FRAP experiments were performed while continuously imaging the t system before, during and after photobleaching a ROI within the fibre. This was achieved by synchronizing laser stimulation of the preparation for bleaching and imaging with two independently scanning beams. Images of the t system were acquired by exciting with a multi-line Ar laser at 488 nm with a pixel size of 612 nm at 1.024 ms line−1 while collecting emitted light in the range 490–540 nm. During continuous imaging, a pre-selected ROI within the imaging area of the muscle preparation was stimulated with a blue diode laser at 405 nm. Laser power and duration was adjusted to bleach around 50% of the initial fluorescence in the t system. Typically, laser power was 80% and duration of stimulation was 2 s. This level of bleaching could be changed by varying laser power or duration of illumination. This chosen level of bleaching was used to avoid photodamage to the cell that could occur at more intense laser powers. The area to be bleached was typically 2500 μm2. The preparation was imaged once before initiation of bleaching to provide a reference, during the bleaching (typically 2 frames), and at 10 s immediately following the end of photobleaching. Thereafter, the preparation was scanned intermittently at pre-determined times for the following 30 min.

Stretch

To induce vacuoles, skinned fibres were stretched 5 times by approximately 40% above their slack length. This protocol allowed us to image vacuoles in 4 of 8 fibres prepared in this fashion.

Results

In the following section we show t system-trapped dyes of different molecular weights are not equally accessible to all parts of the t system of live cells. In each case, the fluorescent dyes were allowed to diffuse into the t system from the surrounding extracellular solution of intact fibres. Following an equilibration period of more than 10 min to a small bundle of fibres, a single fibre was isolated and mechanically skinned as previously described to trap the dyes in the t system (Lamb et al. 1995; Launikonis & Stephenson, 2004). The resealing nature of the t system following this procedure is starkly shown in Fig. 1.

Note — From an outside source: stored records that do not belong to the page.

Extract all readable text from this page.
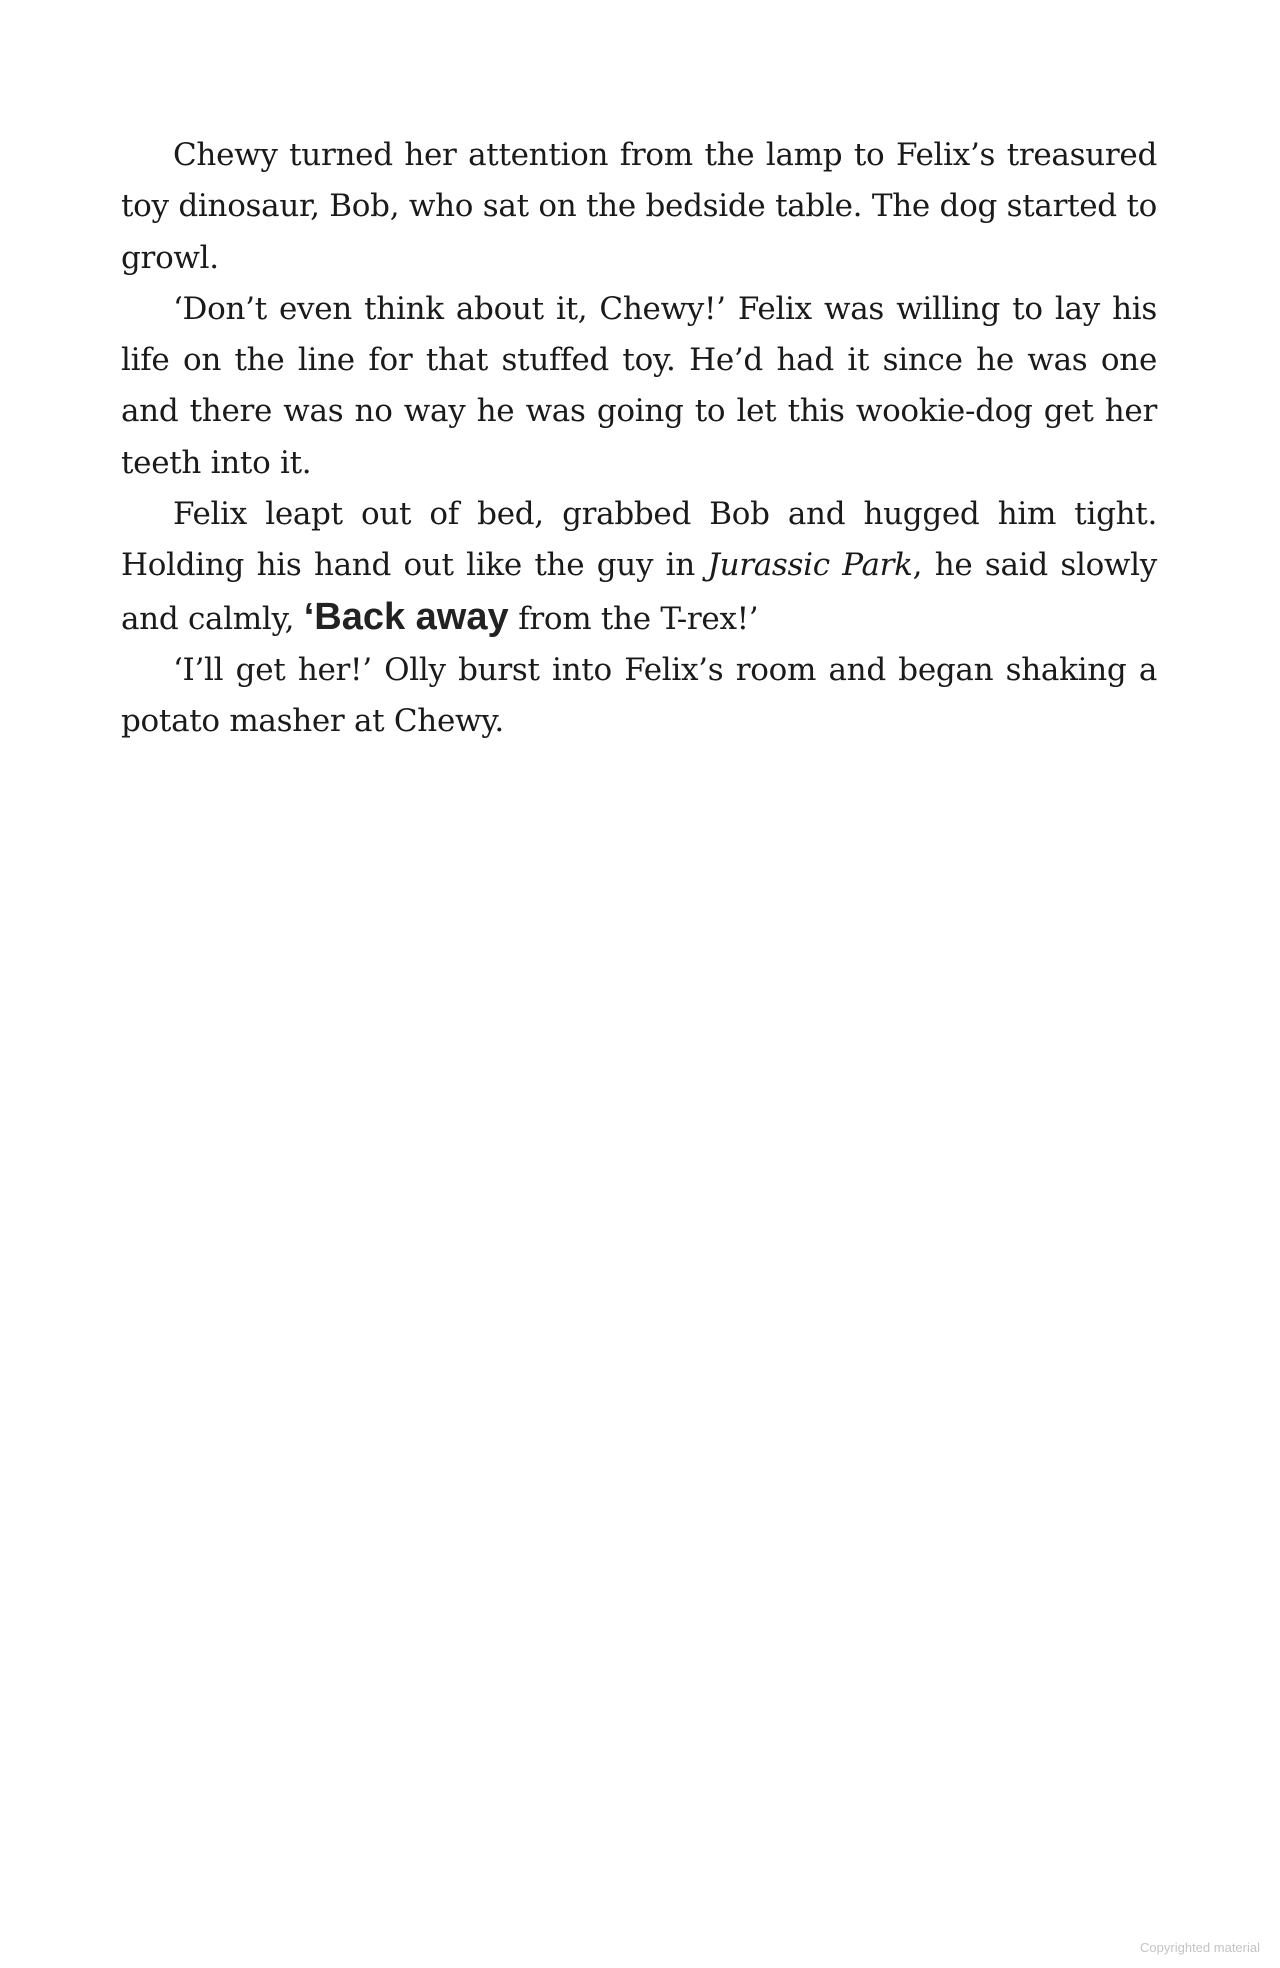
Chewy turned her attention from the lamp to Felix’s treasured toy dinosaur, Bob, who sat on the bedside table. The dog started to growl.

‘Don’t even think about it, Chewy!’ Felix was willing to lay his life on the line for that stuffed toy. He’d had it since he was one and there was no way he was going to let this wookie-dog get her teeth into it.

Felix leapt out of bed, grabbed Bob and hugged him tight. Holding his hand out like the guy in Jurassic Park, he said slowly and calmly, ‘Back away from the T-rex!’

‘I’ll get her!’ Olly burst into Felix’s room and began shaking a potato masher at Chewy.

Copyrighted material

Figure 1 shows a fibre from toad that has been partially skinned. The intact and skinned sections as well as the junction between them are visible. Prior to mechanical skinning, the intact fibre had been exposed to a physiological solution containing 1 mm fluo-5 N. Following skinning, the preparation was transferred to the standard internal solution (see Methods). Figure 1A is a confocal image of fluo-5 N fluorescence emitted from the preparation and Fig. 1B is the transmitted light image recorded simultaneously. Figure 1C is an overlay of A and B. The skinned section of the fibre corresponds to the lower half and the intact section the upper half of the preparation in the images. In the middle of the preparation are the rolled back sarcolemma and myofibrillar bundles. A droplet of oil is also present on the left side of the intact section of fibre (Fig. 1B).

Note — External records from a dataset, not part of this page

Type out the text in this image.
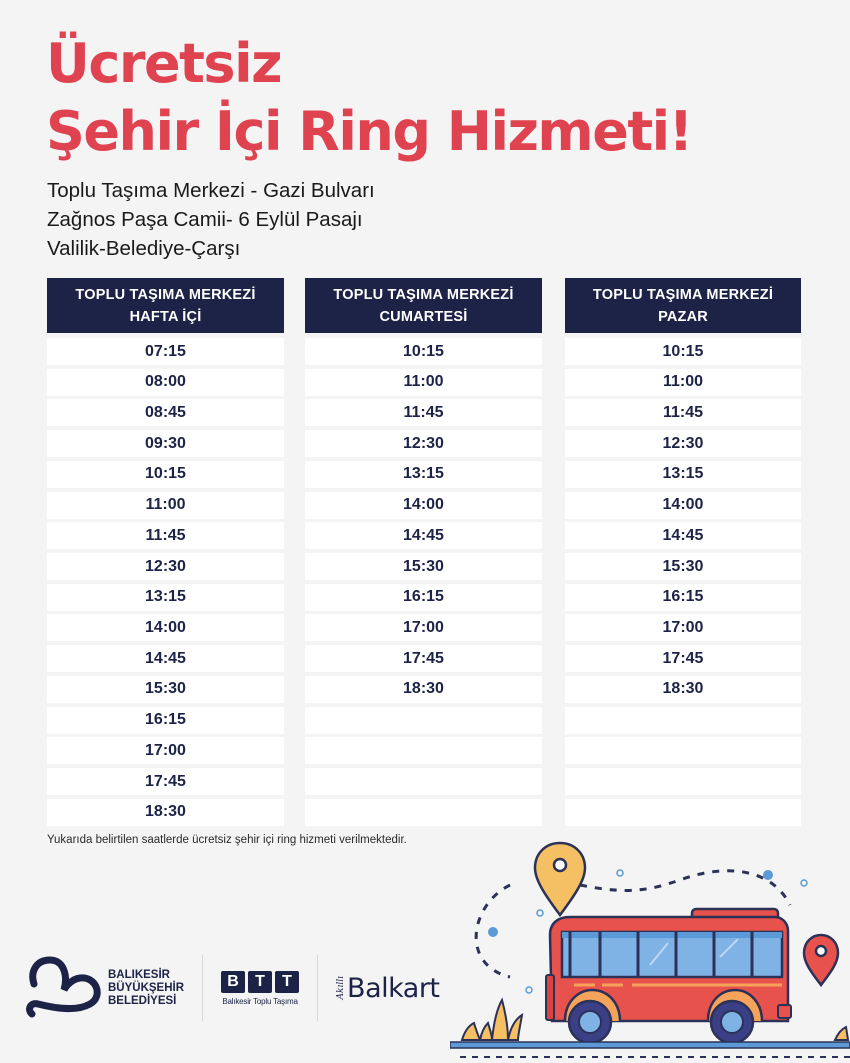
Ücretsiz
Şehir İçi Ring Hizmeti!
Toplu Taşıma Merkezi - Gazi Bulvarı
Zağnos Paşa Camii- 6 Eylül Pasajı
Valilik-Belediye-Çarşı
TOPLU TAŞIMA MERKEZİ
HAFTA İÇİ
07:15
08:00
08:45
09:30
10:15
11:00
11:45
12:30
13:15
14:00
14:45
15:30
16:15
17:00
17:45
18:30
TOPLU TAŞIMA MERKEZİ
CUMARTESİ
10:15
11:00
11:45
12:30
13:15
14:00
14:45
15:30
16:15
17:00
17:45
18:30
TOPLU TAŞIMA MERKEZİ
PAZAR
10:15
11:00
11:45
12:30
13:15
14:00
14:45
15:30
16:15
17:00
17:45
18:30
Yukarıda belirtilen saatlerde ücretsiz şehir içi ring hizmeti verilmektedir.
BALIKESİR
BÜYÜKŞEHİR
BELEDİYESİ
B	T	T
Balıkesir Toplu Taşıma
Akıllı Balkart
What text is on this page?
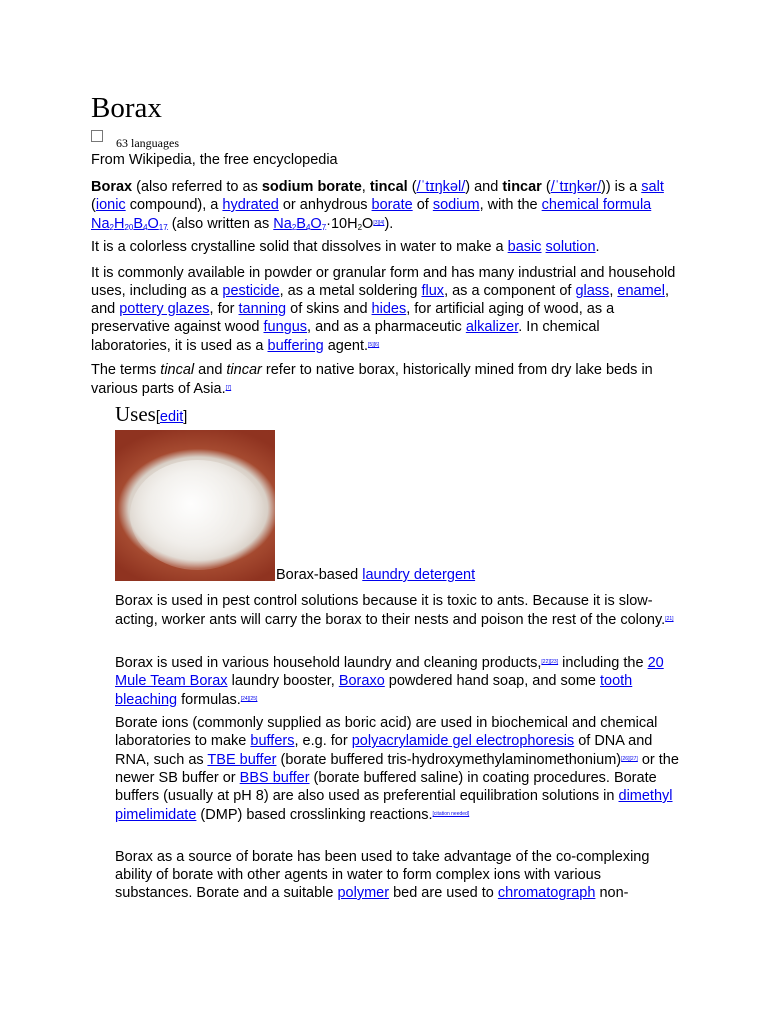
Borax
63 languages
From Wikipedia, the free encyclopedia

Borax (also referred to as sodium borate, tincal (/ˈtɪŋkəl/) and tincar (/ˈtɪŋkər/)) is a salt (ionic compound), a hydrated or anhydrous borate of sodium, with the chemical formula $Na_2H_{20}B_4O_{17}$ (also written as $Na_2B_4O_7\cdot 10H_2O[3][4]$).

It is a colorless crystalline solid that dissolves in water to make a basic solution.

It is commonly available in powder or granular form and has many industrial and household uses, including as a pesticide, as a metal soldering flux, as a component of glass, enamel, and pottery glazes, for tanning of skins and hides, for artificial aging of wood, as a preservative against wood fungus, and as a pharmaceutic alkalizer. In chemical laboratories, it is used as a buffering agent.[5][6]

The terms tincal and tincar refer to native borax, historically mined from dry lake beds in various parts of Asia.[7]

Uses[edit]
Borax-based laundry detergent

Borax is used in pest control solutions because it is toxic to ants. Because it is slow-acting, worker ants will carry the borax to their nests and poison the rest of the colony.[21]

Borax is used in various household laundry and cleaning products,[22][23] including the 20 Mule Team Borax laundry booster, Boraxo powdered hand soap, and some tooth bleaching formulas.[24][25]

Borate ions (commonly supplied as boric acid) are used in biochemical and chemical laboratories to make buffers, e.g. for polyacrylamide gel electrophoresis of DNA and RNA, such as TBE buffer (borate buffered tris-hydroxymethylaminomethonium)[26][27] or the newer SB buffer or BBS buffer (borate buffered saline) in coating procedures. Borate buffers (usually at pH 8) are also used as preferential equilibration solutions in dimethyl pimelimidate (DMP) based crosslinking reactions.[citation needed]

Borax as a source of borate has been used to take advantage of the co-complexing ability of borate with other agents in water to form complex ions with various substances. Borate and a suitable polymer bed are used to chromatograph non-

The confocal image (Fig. 1A) clearly shows the fluo-5 N fluorescence emitting the regular banded pattern of the t system. This fluorescence pattern extends all the way to the point where the fibre has been skinned, indicating the t system has sealed everywhere where the sarcolemma has been removed. No fluorescence banded pattern is evident in the intact section of fibre because the dye has diffused out of the open t system into the bathing solution. The confocal image of the sealed t system (Fig. 1A) and transmitted light image of the skinned section of fibre (Fig. 1B) have the same defined edge (Fig. 1C) indicating that the t system seals precisely at the site where the outer myofibrillar bundles are stripped away. Some fluorescence is also evident within the rolled up sarcolemma between the intact and skinned section where Ca2+ and dye were trapped.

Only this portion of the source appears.